事故当時、整備作業を担っていた下請けのE社は従業員が7人に満たない小規模事業者で、死亡した3人のうち2人は契約社員だった。事故当時、現場には元請けである運営会社の社員はいなかった。団地を運営する盈德風力発電は、三千里(サムチョルリ)グループ系列のリベントエネルギーとハナ銀行がそれぞれ50%ずつ出資している。大企業と金融資本が所有する一方、現場のリスクは零細業者が負っていた形だ。
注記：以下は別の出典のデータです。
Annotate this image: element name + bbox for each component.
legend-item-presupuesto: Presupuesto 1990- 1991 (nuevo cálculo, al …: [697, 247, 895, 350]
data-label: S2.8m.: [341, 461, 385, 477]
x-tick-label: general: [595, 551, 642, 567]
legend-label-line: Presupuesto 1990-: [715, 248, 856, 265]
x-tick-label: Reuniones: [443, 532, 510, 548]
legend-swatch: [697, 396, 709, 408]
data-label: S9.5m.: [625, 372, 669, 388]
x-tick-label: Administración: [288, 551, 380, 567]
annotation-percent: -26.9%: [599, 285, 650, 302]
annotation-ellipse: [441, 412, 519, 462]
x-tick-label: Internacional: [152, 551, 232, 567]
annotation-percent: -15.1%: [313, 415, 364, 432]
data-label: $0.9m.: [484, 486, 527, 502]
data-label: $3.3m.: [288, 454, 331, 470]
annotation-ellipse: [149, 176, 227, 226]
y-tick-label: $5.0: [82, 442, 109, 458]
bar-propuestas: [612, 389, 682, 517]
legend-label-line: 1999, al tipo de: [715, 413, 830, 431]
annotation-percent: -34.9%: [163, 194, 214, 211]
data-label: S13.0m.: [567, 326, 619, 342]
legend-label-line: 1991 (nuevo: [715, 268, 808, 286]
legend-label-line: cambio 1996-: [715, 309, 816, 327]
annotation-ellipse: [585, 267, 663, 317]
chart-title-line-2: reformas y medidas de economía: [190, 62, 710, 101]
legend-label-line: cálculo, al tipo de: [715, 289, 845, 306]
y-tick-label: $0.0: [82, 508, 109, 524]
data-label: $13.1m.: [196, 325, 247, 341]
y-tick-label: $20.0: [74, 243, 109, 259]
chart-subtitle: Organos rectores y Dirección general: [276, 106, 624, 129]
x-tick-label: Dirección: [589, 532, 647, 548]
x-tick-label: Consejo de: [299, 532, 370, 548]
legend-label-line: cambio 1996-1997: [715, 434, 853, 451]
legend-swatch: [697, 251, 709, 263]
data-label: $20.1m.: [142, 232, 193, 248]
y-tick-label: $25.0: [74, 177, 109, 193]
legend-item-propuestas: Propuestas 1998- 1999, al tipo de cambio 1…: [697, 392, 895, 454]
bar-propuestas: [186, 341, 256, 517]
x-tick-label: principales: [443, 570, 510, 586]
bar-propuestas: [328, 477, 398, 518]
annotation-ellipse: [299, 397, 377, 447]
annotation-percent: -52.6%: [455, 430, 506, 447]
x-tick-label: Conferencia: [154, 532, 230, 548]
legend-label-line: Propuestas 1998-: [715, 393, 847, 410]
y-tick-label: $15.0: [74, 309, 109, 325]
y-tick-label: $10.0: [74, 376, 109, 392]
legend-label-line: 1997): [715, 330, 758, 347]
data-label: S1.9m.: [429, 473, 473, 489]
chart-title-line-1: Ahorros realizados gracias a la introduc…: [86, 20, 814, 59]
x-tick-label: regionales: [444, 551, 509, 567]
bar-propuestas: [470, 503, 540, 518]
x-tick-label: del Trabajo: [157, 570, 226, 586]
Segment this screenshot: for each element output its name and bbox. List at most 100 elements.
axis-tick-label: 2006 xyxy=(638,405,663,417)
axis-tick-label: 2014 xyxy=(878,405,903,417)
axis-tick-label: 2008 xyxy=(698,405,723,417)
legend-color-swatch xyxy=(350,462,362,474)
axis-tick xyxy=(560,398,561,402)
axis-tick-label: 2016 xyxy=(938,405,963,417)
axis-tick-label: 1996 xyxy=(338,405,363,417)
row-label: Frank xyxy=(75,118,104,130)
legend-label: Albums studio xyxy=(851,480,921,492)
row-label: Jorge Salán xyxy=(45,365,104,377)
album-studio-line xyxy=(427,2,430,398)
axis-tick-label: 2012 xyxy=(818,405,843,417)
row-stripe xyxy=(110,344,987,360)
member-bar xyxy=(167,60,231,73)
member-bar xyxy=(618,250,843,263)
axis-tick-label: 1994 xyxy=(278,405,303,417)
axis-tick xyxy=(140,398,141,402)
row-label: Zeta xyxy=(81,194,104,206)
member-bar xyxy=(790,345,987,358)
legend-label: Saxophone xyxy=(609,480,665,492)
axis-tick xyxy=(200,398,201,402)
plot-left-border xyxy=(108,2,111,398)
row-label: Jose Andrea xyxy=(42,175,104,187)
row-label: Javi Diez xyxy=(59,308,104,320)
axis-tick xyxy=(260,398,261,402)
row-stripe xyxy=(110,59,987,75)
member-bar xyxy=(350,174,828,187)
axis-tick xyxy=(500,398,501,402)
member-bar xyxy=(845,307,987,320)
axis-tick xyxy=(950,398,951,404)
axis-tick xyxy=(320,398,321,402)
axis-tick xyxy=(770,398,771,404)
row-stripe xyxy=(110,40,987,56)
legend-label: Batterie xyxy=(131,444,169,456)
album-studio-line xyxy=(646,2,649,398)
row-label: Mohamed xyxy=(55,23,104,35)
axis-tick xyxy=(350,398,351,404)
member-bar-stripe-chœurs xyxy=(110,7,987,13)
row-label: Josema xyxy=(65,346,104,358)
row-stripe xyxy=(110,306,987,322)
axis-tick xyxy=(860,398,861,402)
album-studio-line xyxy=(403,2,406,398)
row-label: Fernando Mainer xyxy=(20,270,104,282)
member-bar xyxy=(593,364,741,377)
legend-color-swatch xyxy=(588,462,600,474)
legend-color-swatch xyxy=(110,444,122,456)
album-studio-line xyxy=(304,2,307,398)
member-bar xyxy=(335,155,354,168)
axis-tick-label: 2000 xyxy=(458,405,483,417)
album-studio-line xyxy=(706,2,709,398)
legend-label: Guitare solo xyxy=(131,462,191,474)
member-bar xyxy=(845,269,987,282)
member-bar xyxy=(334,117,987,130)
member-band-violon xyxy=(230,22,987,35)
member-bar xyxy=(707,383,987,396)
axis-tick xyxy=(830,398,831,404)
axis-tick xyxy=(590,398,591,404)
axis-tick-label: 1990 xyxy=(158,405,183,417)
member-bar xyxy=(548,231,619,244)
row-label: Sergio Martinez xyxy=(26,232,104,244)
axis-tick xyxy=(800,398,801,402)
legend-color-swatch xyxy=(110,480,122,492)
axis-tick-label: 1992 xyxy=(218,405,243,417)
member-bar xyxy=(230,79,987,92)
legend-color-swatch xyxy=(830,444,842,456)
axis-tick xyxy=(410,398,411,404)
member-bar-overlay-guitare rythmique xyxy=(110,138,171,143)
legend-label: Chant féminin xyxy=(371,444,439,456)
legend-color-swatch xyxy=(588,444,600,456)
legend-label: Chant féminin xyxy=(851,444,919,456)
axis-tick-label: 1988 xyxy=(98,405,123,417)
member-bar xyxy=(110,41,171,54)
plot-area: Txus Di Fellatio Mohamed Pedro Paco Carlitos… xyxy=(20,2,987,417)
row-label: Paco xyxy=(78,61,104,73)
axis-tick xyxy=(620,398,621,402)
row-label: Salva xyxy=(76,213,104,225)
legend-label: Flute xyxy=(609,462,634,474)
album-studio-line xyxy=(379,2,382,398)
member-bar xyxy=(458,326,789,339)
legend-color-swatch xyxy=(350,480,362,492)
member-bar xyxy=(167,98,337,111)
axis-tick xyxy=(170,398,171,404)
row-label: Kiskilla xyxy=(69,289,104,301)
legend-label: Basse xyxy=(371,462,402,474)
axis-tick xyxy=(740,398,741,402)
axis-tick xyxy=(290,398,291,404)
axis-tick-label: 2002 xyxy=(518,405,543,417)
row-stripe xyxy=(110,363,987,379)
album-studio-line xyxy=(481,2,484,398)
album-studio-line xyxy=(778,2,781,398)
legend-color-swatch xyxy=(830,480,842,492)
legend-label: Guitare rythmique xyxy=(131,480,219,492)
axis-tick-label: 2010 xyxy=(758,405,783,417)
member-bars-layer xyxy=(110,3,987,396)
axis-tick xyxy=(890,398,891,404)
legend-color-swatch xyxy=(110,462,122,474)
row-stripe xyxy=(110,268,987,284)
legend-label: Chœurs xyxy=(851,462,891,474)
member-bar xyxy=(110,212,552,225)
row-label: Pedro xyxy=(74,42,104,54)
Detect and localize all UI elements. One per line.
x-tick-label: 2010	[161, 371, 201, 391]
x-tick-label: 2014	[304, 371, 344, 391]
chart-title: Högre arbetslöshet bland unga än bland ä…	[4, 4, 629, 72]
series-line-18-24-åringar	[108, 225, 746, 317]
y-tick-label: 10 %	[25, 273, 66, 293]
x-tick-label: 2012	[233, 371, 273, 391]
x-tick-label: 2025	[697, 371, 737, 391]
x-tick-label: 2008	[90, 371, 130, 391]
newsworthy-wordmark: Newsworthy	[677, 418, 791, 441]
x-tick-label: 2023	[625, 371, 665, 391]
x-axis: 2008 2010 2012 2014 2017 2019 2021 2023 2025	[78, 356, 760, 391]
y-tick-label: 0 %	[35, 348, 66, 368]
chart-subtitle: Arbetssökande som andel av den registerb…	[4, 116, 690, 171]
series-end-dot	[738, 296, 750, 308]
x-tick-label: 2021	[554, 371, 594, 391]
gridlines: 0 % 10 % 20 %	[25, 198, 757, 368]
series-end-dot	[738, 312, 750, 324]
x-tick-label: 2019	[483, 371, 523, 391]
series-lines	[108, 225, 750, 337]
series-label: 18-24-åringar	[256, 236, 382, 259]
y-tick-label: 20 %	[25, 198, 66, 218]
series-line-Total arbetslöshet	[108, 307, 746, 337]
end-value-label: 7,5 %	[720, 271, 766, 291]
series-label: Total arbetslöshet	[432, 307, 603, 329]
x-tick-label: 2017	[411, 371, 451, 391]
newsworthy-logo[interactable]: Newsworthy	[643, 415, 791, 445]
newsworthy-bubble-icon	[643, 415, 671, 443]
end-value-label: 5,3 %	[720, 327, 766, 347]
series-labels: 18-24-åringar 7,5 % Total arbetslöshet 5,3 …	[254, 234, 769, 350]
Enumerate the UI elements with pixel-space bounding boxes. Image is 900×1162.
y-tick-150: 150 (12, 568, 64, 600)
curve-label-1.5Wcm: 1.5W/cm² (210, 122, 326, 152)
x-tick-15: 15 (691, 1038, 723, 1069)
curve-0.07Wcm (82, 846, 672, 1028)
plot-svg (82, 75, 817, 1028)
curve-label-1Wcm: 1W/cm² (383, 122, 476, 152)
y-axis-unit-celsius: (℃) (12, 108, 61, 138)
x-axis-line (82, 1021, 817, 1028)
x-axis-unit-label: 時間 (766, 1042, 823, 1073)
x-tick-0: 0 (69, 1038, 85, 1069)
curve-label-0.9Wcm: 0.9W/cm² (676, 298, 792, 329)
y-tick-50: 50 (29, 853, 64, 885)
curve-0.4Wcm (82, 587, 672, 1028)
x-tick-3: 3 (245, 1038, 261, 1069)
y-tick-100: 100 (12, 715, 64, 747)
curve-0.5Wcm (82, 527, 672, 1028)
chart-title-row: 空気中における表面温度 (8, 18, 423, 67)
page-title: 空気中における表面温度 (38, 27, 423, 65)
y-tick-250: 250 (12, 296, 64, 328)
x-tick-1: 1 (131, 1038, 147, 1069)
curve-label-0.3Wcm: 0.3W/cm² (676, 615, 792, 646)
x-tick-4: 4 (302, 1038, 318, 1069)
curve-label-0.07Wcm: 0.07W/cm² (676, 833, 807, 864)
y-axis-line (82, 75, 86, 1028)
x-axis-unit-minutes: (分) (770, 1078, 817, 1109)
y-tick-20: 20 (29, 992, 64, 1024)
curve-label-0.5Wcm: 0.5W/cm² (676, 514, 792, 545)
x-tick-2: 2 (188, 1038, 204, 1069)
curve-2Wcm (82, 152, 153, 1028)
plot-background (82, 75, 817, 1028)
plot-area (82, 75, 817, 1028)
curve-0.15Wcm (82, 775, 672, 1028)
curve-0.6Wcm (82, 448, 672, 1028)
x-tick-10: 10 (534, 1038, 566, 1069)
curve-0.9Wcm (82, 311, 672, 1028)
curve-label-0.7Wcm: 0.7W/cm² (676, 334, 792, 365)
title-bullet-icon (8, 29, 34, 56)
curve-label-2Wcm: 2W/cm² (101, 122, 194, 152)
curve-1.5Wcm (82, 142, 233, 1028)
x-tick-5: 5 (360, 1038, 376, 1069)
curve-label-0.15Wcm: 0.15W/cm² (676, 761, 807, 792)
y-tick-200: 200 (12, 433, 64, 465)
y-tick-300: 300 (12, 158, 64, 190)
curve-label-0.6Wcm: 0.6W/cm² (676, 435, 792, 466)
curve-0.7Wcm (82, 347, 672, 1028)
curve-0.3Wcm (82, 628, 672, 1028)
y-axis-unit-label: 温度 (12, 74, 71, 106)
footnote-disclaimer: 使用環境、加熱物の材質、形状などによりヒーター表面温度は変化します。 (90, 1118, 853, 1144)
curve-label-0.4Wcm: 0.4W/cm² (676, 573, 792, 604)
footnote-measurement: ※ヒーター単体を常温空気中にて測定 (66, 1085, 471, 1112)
盈德風力発電側は「E社は他の風力団地での整備経験があることを確認して契約した」とし、「設備老朽化と火災事故の関連性を明らかにするためにも、当局の調査に誠実に応じる」と説明した。慶尚北道の関係者は「民間が運営する風力発電団地は、初期の許認可以外は自治体に管理・監督権限がない」と述べた。
慶尚北道警察庁の重大災害捜査チームは、事故原因と責任の解明に向けた調査に着手した。関係者の事情聴取を進め、近く召喚して調査を行う予定だ。作業工程や安全管理の実態、安全規則の遵守状況などを詳しく確認する。盈德警察署は24日、遺体の司法解剖令状を申請し、正確な死因の究明を進める方針だ。現場鑑識はクレーンで風力発電機を撤去した後に行われる予定で、雇用労働部も別途、産業安全保健法や重大災害処罰法の適用可否を検討している。